Biological Fluids as a Source of Information on the Exposure of Man to Environmental Chemical Agents
Critical Reviews in Analytical Chemistry
The human body is exposed to a variety of environmental pollutants. Many chemical compounds, including volatile organochlorine compounds and metals, have a harmful effect on the tissues and organs of the human body, in many cases causing irreversible damage and illnesses. In order to assess the degree of occupational hazard, it has become more and more common to determine the concentrations of chemical substances or their metabolites in biological fluids (i.e., in urine, blood, or less often, in human milk, bile, saliva, and sperm). However, in order to determine concentrations levels of trace components in biological fluids such as urine, blood, milk, bile, saliva, or sperm, the samples collected have to be prepared for the final analysis because their matrix is so complex as to preclude direct determination of the analytes by any analytical method available. This article contains the literature data on: analyte isolation and/or enrichment techniques from samples of biological fluids prior to the final determination step; and final determination techniques for a variety of compounds, both organic and inorganic, being determined in the above samples.
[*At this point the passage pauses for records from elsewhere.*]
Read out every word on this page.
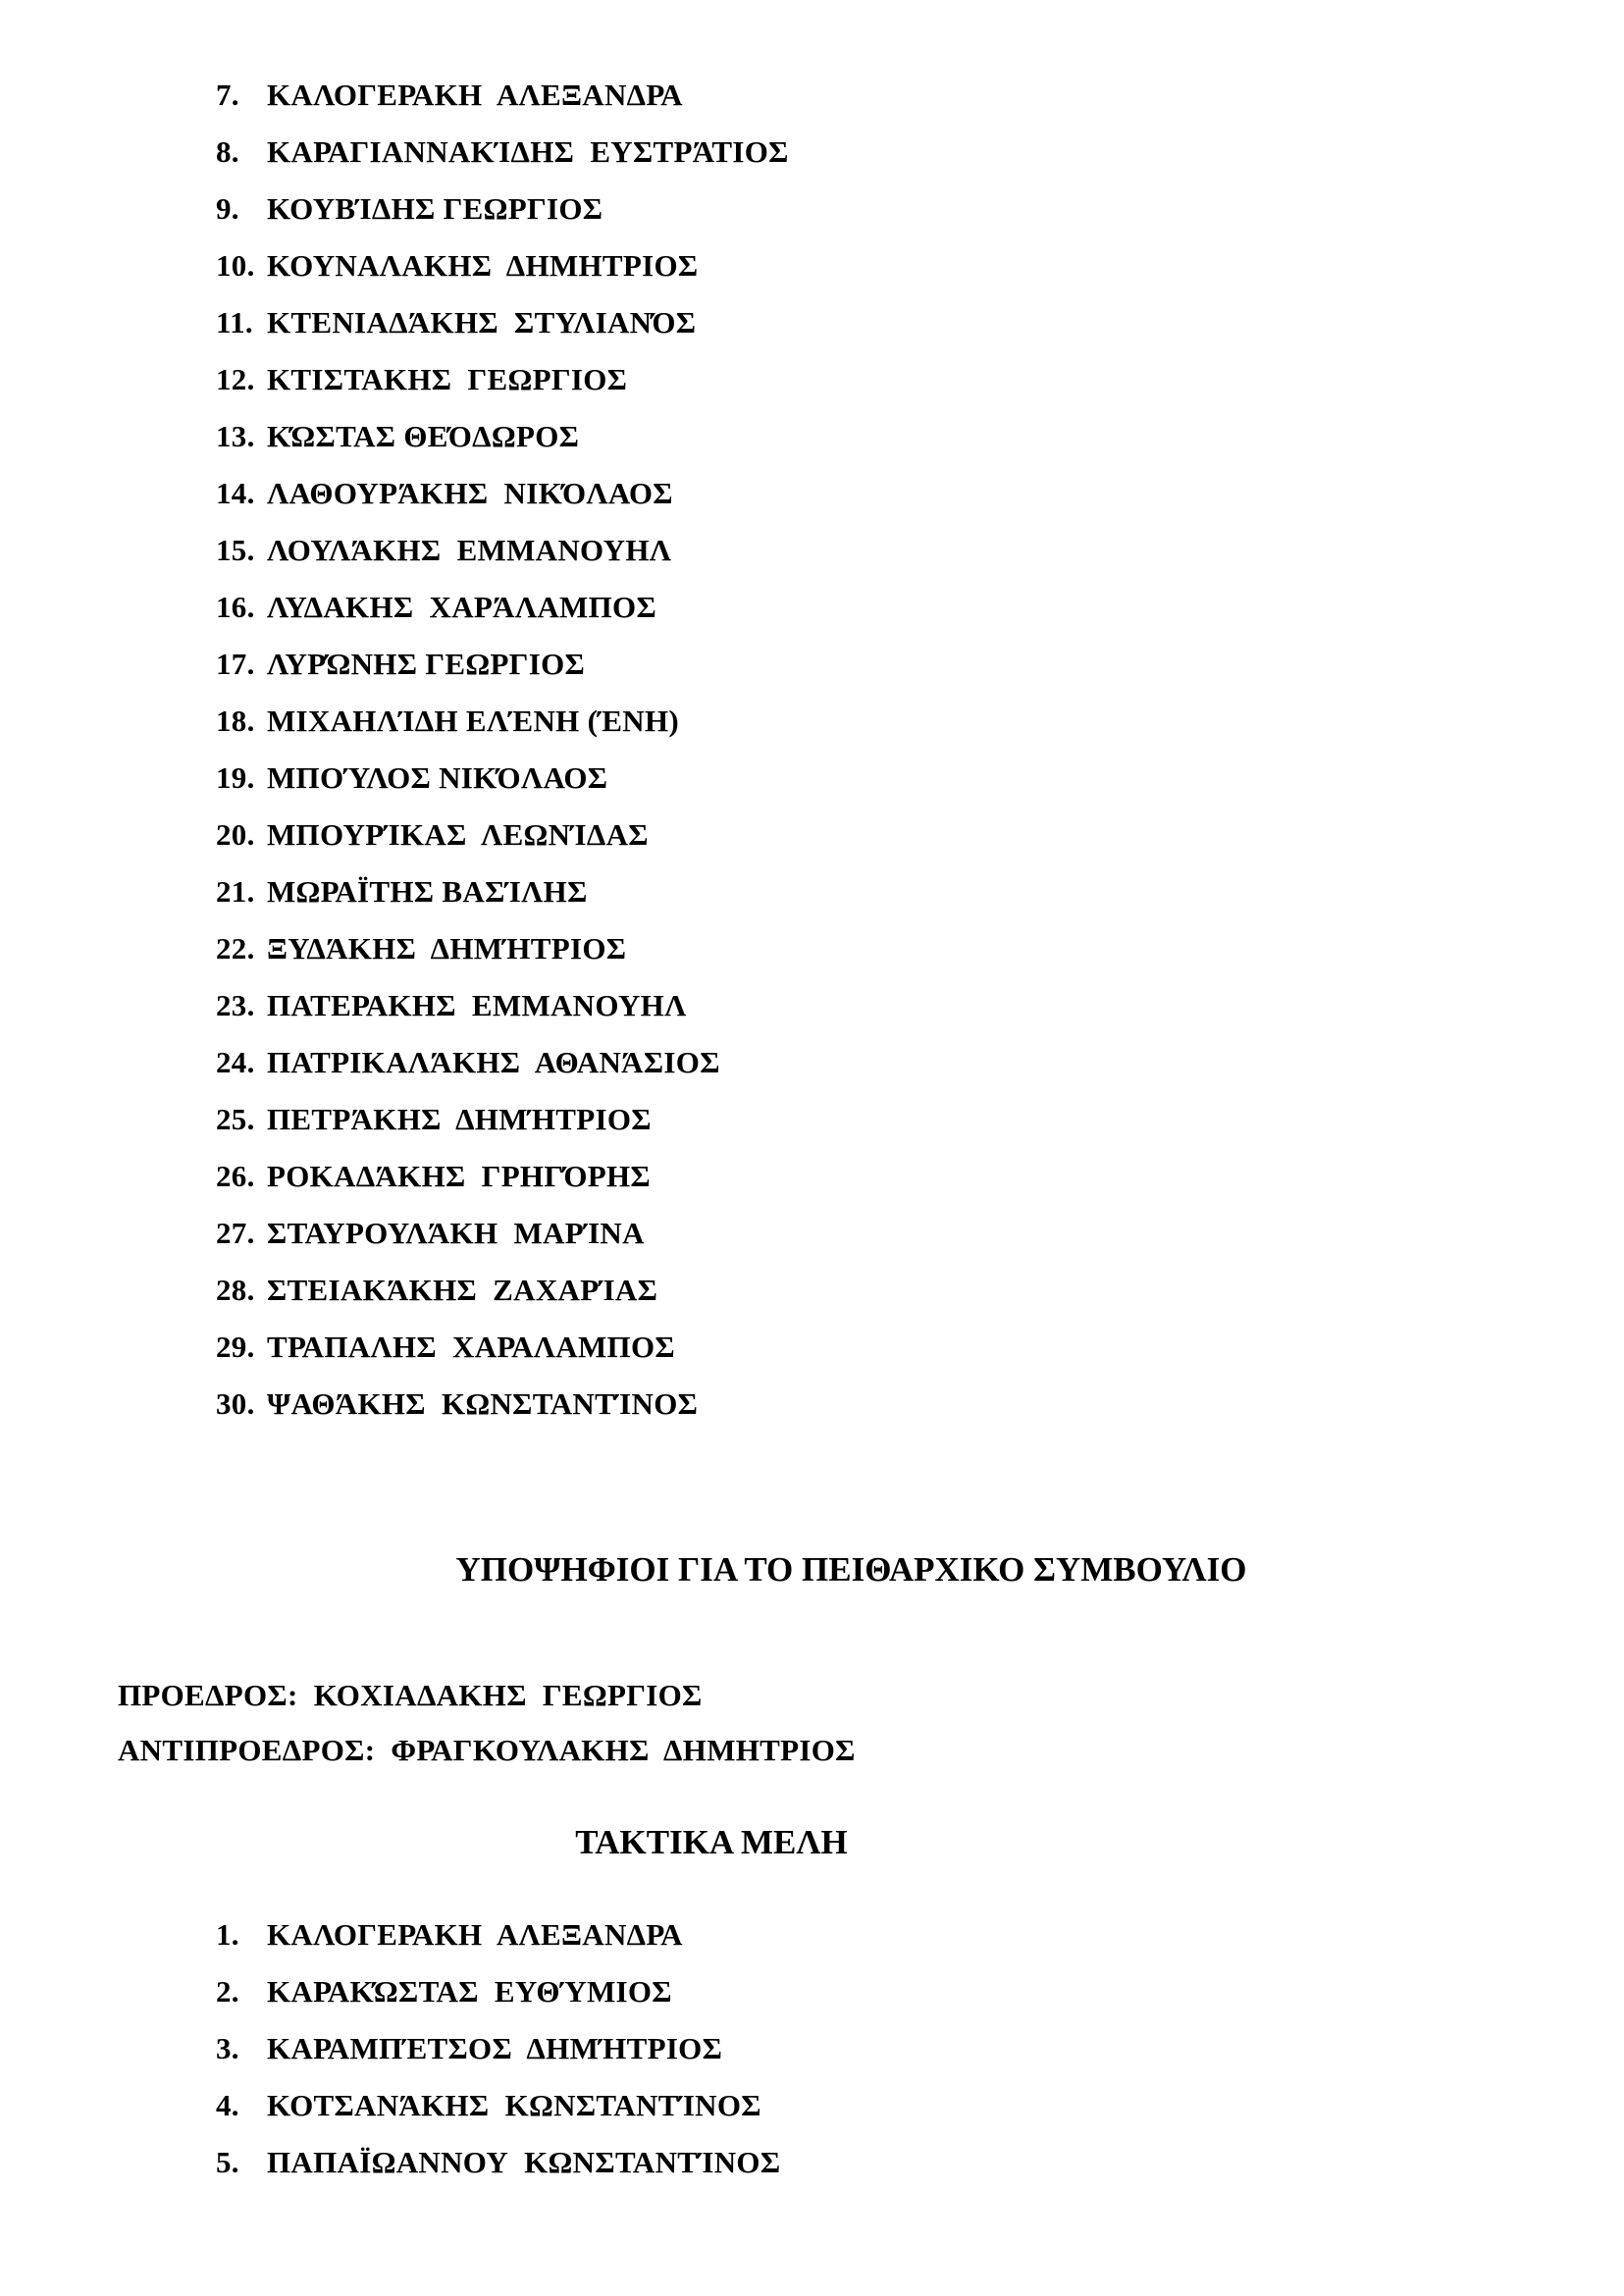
7. ΚΑΛΟΓΕΡΑΚΗ  ΑΛΕΞΑΝΔΡΑ
8. ΚΑΡΑΓΙΑΝΝΑΚΊΔΗΣ  ΕΥΣΤΡΆΤΙΟΣ
9. ΚΟΥΒΊΔΗΣ ΓΕΩΡΓΙΟΣ
10. ΚΟΥΝΑΛΑΚΗΣ  ΔΗΜΗΤΡΙΟΣ
11. ΚΤΕΝΙΑΔΆΚΗΣ  ΣΤΥΛΙΑΝΌΣ
12. ΚΤΙΣΤΑΚΗΣ  ΓΕΩΡΓΙΟΣ
13. ΚΏΣΤΑΣ ΘΕΌΔΩΡΟΣ
14. ΛΑΘΟΥΡΆΚΗΣ  ΝΙΚΌΛΑΟΣ
15. ΛΟΥΛΆΚΗΣ  ΕΜΜΑΝΟΥΗΛ
16. ΛΥΔΑΚΗΣ  ΧΑΡΆΛΑΜΠΟΣ
17. ΛΥΡΏΝΗΣ ΓΕΩΡΓΙΟΣ
18. ΜΙΧΑΗΛΊΔΗ ΕΛΈΝΗ (ΈΝΗ)
19. ΜΠΟΎΛΟΣ ΝΙΚΌΛΑΟΣ
20. ΜΠΟΥΡΊΚΑΣ  ΛΕΩΝΊΔΑΣ
21. ΜΩΡΑΪΤΗΣ ΒΑΣΊΛΗΣ
22. ΞΥΔΆΚΗΣ  ΔΗΜΉΤΡΙΟΣ
23. ΠΑΤΕΡΑΚΗΣ  ΕΜΜΑΝΟΥΗΛ
24. ΠΑΤΡΙΚΑΛΆΚΗΣ  ΑΘΑΝΆΣΙΟΣ
25. ΠΕΤΡΆΚΗΣ  ΔΗΜΉΤΡΙΟΣ
26. ΡΟΚΑΔΆΚΗΣ  ΓΡΗΓΌΡΗΣ
27. ΣΤΑΥΡΟΥΛΆΚΗ  ΜΑΡΊΝΑ
28. ΣΤΕΙΑΚΆΚΗΣ  ΖΑΧΑΡΊΑΣ
29. ΤΡΑΠΑΛΗΣ  ΧΑΡΑΛΑΜΠΟΣ
30. ΨΑΘΆΚΗΣ  ΚΩΝΣΤΑΝΤΊΝΟΣ
ΥΠΟΨΗΦΙΟΙ ΓΙΑ ΤΟ ΠΕΙΘΑΡΧΙΚΟ ΣΥΜΒΟΥΛΙΟ
ΠΡΟΕΔΡΟΣ:  ΚΟΧΙΑΔΑΚΗΣ  ΓΕΩΡΓΙΟΣ
ΑΝΤΙΠΡΟΕΔΡΟΣ:  ΦΡΑΓΚΟΥΛΑΚΗΣ  ΔΗΜΗΤΡΙΟΣ
ΤΑΚΤΙΚΑ ΜΕΛΗ
1. ΚΑΛΟΓΕΡΑΚΗ  ΑΛΕΞΑΝΔΡΑ
2. ΚΑΡΑΚΏΣΤΑΣ  ΕΥΘΎΜΙΟΣ
3. ΚΑΡΑΜΠΈΤΣΟΣ  ΔΗΜΉΤΡΙΟΣ
4. ΚΟΤΣΑΝΆΚΗΣ  ΚΩΝΣΤΑΝΤΊΝΟΣ
5. ΠΑΠΑΪΩΑΝΝΟΥ  ΚΩΝΣΤΑΝΤΊΝΟΣ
The data include both the primary pollutants that found their way into the human body as a result of environmental and occupational exposure and the products of their conversion (metabolism) in the organism.
Taylor & Francis
Polkowska, Zaneta; Kozlowska, Katarzyna; Namiesnik, Jacek; and Przyjazny, Andrzej, "Biological Fluids as a Source of Information on the Exposure of Man to Environmental Chemical Agents" (2004). Chemistry & Biochemistry Publications. 39.